O SR. CÉLIO BORJA - Eu não me sinto autorizado a desmentir o Ministro Jarbas Passarinho. Mas eu posso dar um testemunho que não é absolutamente concordante, discorda dessa visão em alguns pontos.

Primeiro é o seguinte, o Governador Carlos Lacerda não procurou militar algum. Ele foi procurado. Esse pequeno grupo de coronéis, de majores que gravitou em torno dele em certo momento do processo de 1964, já se havia, digamos, dispersado, pelo menos se ausentado do palácio. Quando, em determinado instante, isso já em 1965, na proximidade das eleições estaduais, esse grupo começou de novo a ser visto. Procurava o Rafael, um procurava a mim, outro procurava a não sei quem. As coisas eram, como sempre foram com eles, muito vagas, digamos, muito subjetivas, visões de Brasil, temores disso, temores daquilo. Eu sempre fui muito frio em relação a isso. Nunca alimentei esse tipo de conversa. Acho que o Governador Carlos Lacerda também não. Recebia porque foram pessoas que, em certo momento, estiveram próximas dele, como em 1954, no atentado na Tonelero, e ele considerava alguns até amigos pessoais.
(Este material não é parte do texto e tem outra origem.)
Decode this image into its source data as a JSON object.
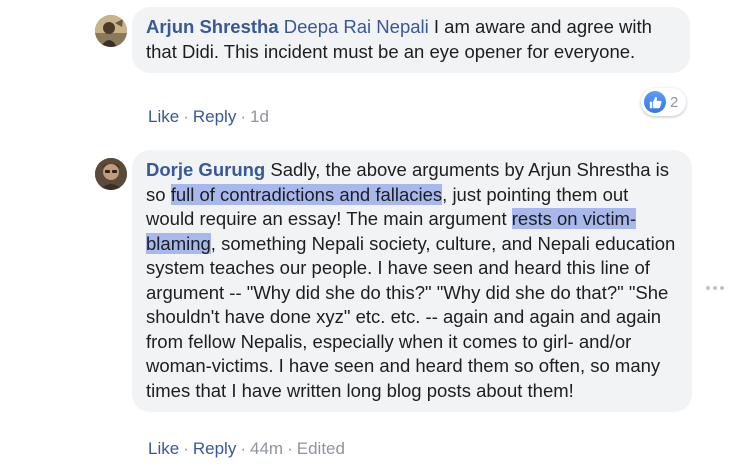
{
  "comments": [
    {
      "author": "Arjun Shrestha",
      "mention": "Deepa Rai Nepali",
      "text": " I am aware and agree with that Didi. This incident must be an eye opener for everyone.",
      "actions": {
        "like": "Like",
        "reply": "Reply",
        "time": "1d"
      },
      "reactions": {
        "icon": "like-icon",
        "count": "2"
      }
    },
    {
      "author": "Dorje Gurung",
      "text_1": " Sadly, the above arguments by Arjun Shrestha is so ",
      "highlight_1": "full of contradictions and fallacies",
      "text_2": ", just pointing them out would require an essay! The main argument ",
      "highlight_2": "rests on victim-blaming",
      "text_3": ", something Nepali society, culture, and Nepali education system teaches our people. I have seen and heard this line of argument -- \"Why did she do this?\" \"Why did she do that?\" \"She shouldn't have done xyz\" etc. etc. -- again and again and again from fellow Nepalis, especially when it comes to girl- and/or woman-victims. I have seen and heard them so often, so many times that I have written long blog posts about them!",
      "actions": {
        "like": "Like",
        "reply": "Reply",
        "time": "44m",
        "edited": "Edited"
      }
    }
  ],
  "colors": {
    "link": "#385898",
    "bubble": "#f2f3f5",
    "highlight": "#a8b8ec",
    "meta": "#90949c"
  }
}
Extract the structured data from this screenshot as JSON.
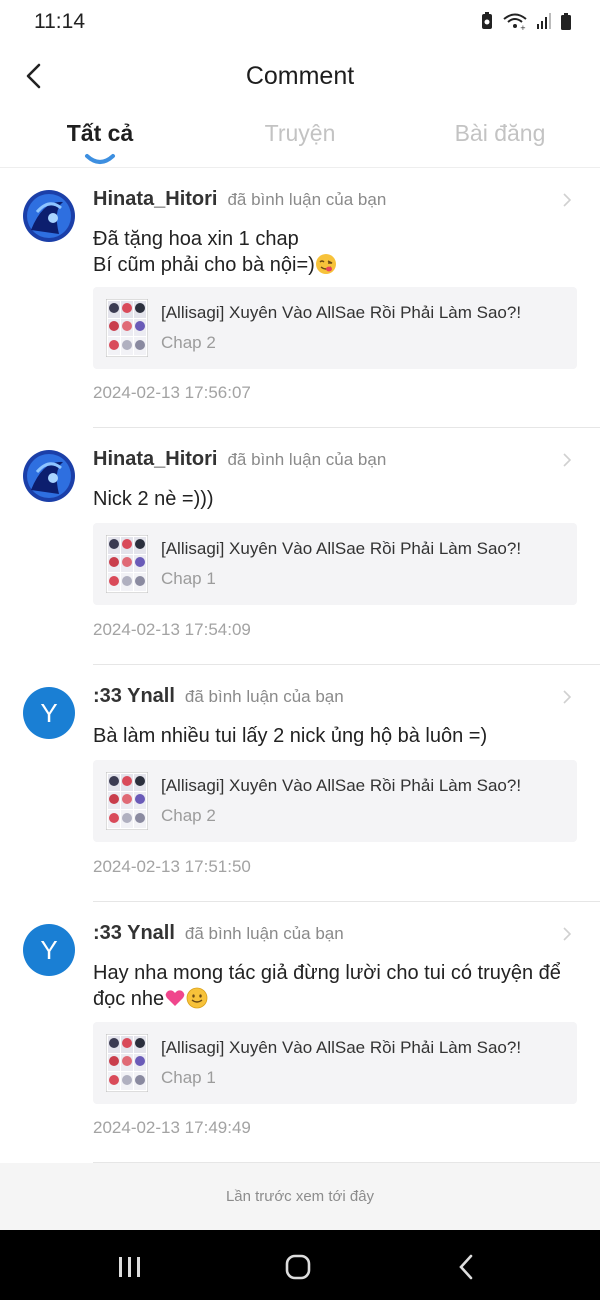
{
  "status_bar": {
    "time": "11:14"
  },
  "header": {
    "title": "Comment"
  },
  "tabs": [
    {
      "label": "Tất cả",
      "active": true
    },
    {
      "label": "Truyện",
      "active": false
    },
    {
      "label": "Bài đăng",
      "active": false
    }
  ],
  "comments": [
    {
      "username": "Hinata_Hitori",
      "action": "đã bình luận của bạn",
      "avatar": "photo",
      "text_line1": "Đã tặng hoa xin 1 chap",
      "text_line2": "Bí cũm phải cho bà nội=)",
      "text_emoji": "face-savoring-food-emoji",
      "series_title": "[Allisagi] Xuyên Vào AllSae Rồi Phải Làm Sao?!",
      "chapter": "Chap 2",
      "timestamp": "2024-02-13 17:56:07"
    },
    {
      "username": "Hinata_Hitori",
      "action": "đã bình luận của bạn",
      "avatar": "photo",
      "text_line1": "Nick 2 nè =)))",
      "series_title": "[Allisagi] Xuyên Vào AllSae Rồi Phải Làm Sao?!",
      "chapter": "Chap 1",
      "timestamp": "2024-02-13 17:54:09"
    },
    {
      "username": ":33 Ynall",
      "action": "đã bình luận của bạn",
      "avatar_letter": "Y",
      "text_line1": "Bà làm nhiều tui lấy 2 nick ủng hộ bà luôn =)",
      "series_title": "[Allisagi] Xuyên Vào AllSae Rồi Phải Làm Sao?!",
      "chapter": "Chap 2",
      "timestamp": "2024-02-13 17:51:50"
    },
    {
      "username": ":33 Ynall",
      "action": "đã bình luận của bạn",
      "avatar_letter": "Y",
      "text_line1": "Hay nha mong tác giả đừng lười cho tui có truyện để",
      "text_line2": "đọc nhe",
      "text_emoji": "pink-heart-and-smile-emoji",
      "series_title": "[Allisagi] Xuyên Vào AllSae Rồi Phải Làm Sao?!",
      "chapter": "Chap 1",
      "timestamp": "2024-02-13 17:49:49"
    }
  ],
  "footer_note": "Lần trước xem tới đây",
  "colors": {
    "accent": "#1a7fd4",
    "tab_indicator": "#3d8fe0"
  },
  "icons": [
    "back-arrow-icon",
    "chevron-right-icon",
    "recents-icon",
    "home-icon",
    "back-nav-icon",
    "battery-icon",
    "wifi-icon",
    "signal-icon"
  ]
}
Mas era um grupo tão pequeno, e eu achava tão sem influência no meio militar. Eram idealistas, eram pessoas que queriam um Brasil da maneira deles etc, um pouco subjetivistas, boas pessoas, homens honrados, homens sérios, homens decentes, mas politicamente não me parecia que iam a lugar nenhum.

E não foi o Governador Carlos Lacerda que foi procurá-los. Nem o Governador Carlos Lacerda manteve qualquer entendimento com militar influente em comando, porque, para decidir qualquer coisa com relação a militares, a primeira pergunta que se faz é: ele está de pijama? Se está de pijama não vale nada. Se ele não tem comando, igualmente. Quer se sempre estar em contato, ter uma aliança com quem comanda, com quem põe os tanques na rua.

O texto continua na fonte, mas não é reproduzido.